Retrain a ssd model

pangqingshuang · January 9, 2020, 2:55am

I want to retrain a ssd model but encounter the following error

Message type “EvalConfig” has no field named “averge_precision_mode”.

which pointing to the following part in configure file(I followed the document)

eval_config {
validation_period_during_training: 10
averge_precision_mode: SAMPLE
matching_iou_threshold: 0.5
}

After I delete “averge_precision_mode: SAMPLE”
this error disappeared.

But another error shows.
Traceback (most recent call last):
File “/usr/local/bin/tlt-train-g1”, line 8, in
sys.exit(main())
File “./common/magnet_train.py”, line 33, in main
File “./ssd/scripts/train.py”, line 301, in main
File “./ssd/scripts/train.py”, line 168, in run_experiment
File “./ssd/builders/inputs_builder.py”, line 51, in init
File “./detectnet_v2/dataloader/default_dataloader.py”, line 203, in get_dataset_tensors
File “./detectnet_v2/dataloader/default_dataloader.py”, line 229, in _generate_images_and_ground_truth_labels
File “./modulus/processors/processors.py”, line 227, in call
File “./detectnet_v2/dataloader/utilities.py”, line 60, in call
File “./modulus/processors/tfrecords_iterator.py”, line 143, in process_records
File “/usr/local/lib/python2.7/dist-packages/tensorflow/python/ops/array_ops.py”, line 1508, in split
axis=axis, num_split=num_or_size_splits, value=value, name=name)
File “/usr/local/lib/python2.7/dist-packages/tensorflow/python/ops/gen_array_ops.py”, line 8883, in split
“Split”, split_dim=axis, value=value, num_split=num_split, name=name)
File “/usr/local/lib/python2.7/dist-packages/tensorflow/python/framework/op_def_library.py”, line 709, in _apply_op_helper
(key, op_type_name, attr_value.i, attr_def.minimum))
ValueError: Attr ‘num_split’ of ‘Split’ Op passed 0 less than minimum 1.

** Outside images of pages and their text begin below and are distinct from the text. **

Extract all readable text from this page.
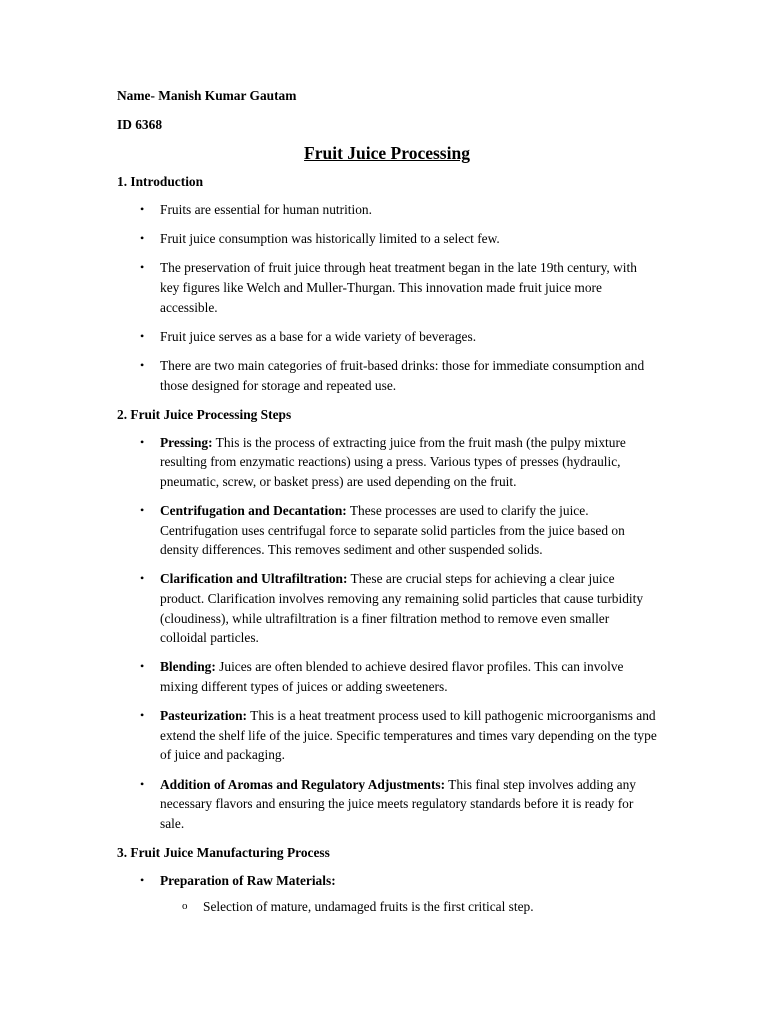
Name- Manish Kumar Gautam

ID 6368

Fruit Juice Processing

1. Introduction

• Fruits are essential for human nutrition.
• Fruit juice consumption was historically limited to a select few.
• The preservation of fruit juice through heat treatment began in the late 19th century, with key figures like Welch and Muller-Thurgan. This innovation made fruit juice more accessible.
• Fruit juice serves as a base for a wide variety of beverages.
• There are two main categories of fruit-based drinks: those for immediate consumption and those designed for storage and repeated use.

2. Fruit Juice Processing Steps

• Pressing: This is the process of extracting juice from the fruit mash (the pulpy mixture resulting from enzymatic reactions) using a press. Various types of presses (hydraulic, pneumatic, screw, or basket press) are used depending on the fruit.
• Centrifugation and Decantation: These processes are used to clarify the juice. Centrifugation uses centrifugal force to separate solid particles from the juice based on density differences. This removes sediment and other suspended solids.
• Clarification and Ultrafiltration: These are crucial steps for achieving a clear juice product. Clarification involves removing any remaining solid particles that cause turbidity (cloudiness), while ultrafiltration is a finer filtration method to remove even smaller colloidal particles.
• Blending: Juices are often blended to achieve desired flavor profiles. This can involve mixing different types of juices or adding sweeteners.
• Pasteurization: This is a heat treatment process used to kill pathogenic microorganisms and extend the shelf life of the juice. Specific temperatures and times vary depending on the type of juice and packaging.
• Addition of Aromas and Regulatory Adjustments: This final step involves adding any necessary flavors and ensuring the juice meets regulatory standards before it is ready for sale.

3. Fruit Juice Manufacturing Process

• Preparation of Raw Materials:
o Selection of mature, undamaged fruits is the first critical step.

For me tlt looks like a black box.
So anyone can help me how to debug in this situation???

;)
life is sooooo difficult

Morganh · January 9, 2020, 3:41am

Hi pangqingshuang,
Thanks for using TLT! I have a question: You got error while retraining SSD. So you does not meet the error in training, just failed in retraining?

pangqingshuang · January 10, 2020, 2:59pm

Hi Mroganh, I didnt try training process for SSD

Morganh · January 10, 2020, 5:14pm

Hi pangqingshuang,
Could you show more details, how did you generate the tfrecords? The error may result from tfrecord file.
Have you followed the Jupyter SSD sample to have a try run? That may help you better understand the process.

Morganh · January 10, 2020, 5:33pm

Also, you mentioned that you did not train SSD.But If you did not train, how did you retrain? Could you paste the full command along with the retaining spec?thanks.

pangqingshuang · January 11, 2020, 6:09am

I just use the pretrained model download from docker. For the suggestion you mentioned above, I will try it and poat the feedback soon. Thanks.

kayccc · February 4, 2020, 2:26am

Hi pangqingshuang,

We haven’t heard back from you in a couple weeks, so marking this topic closed.
Please open a new forum issue when you are ready and we’ll pick it up there.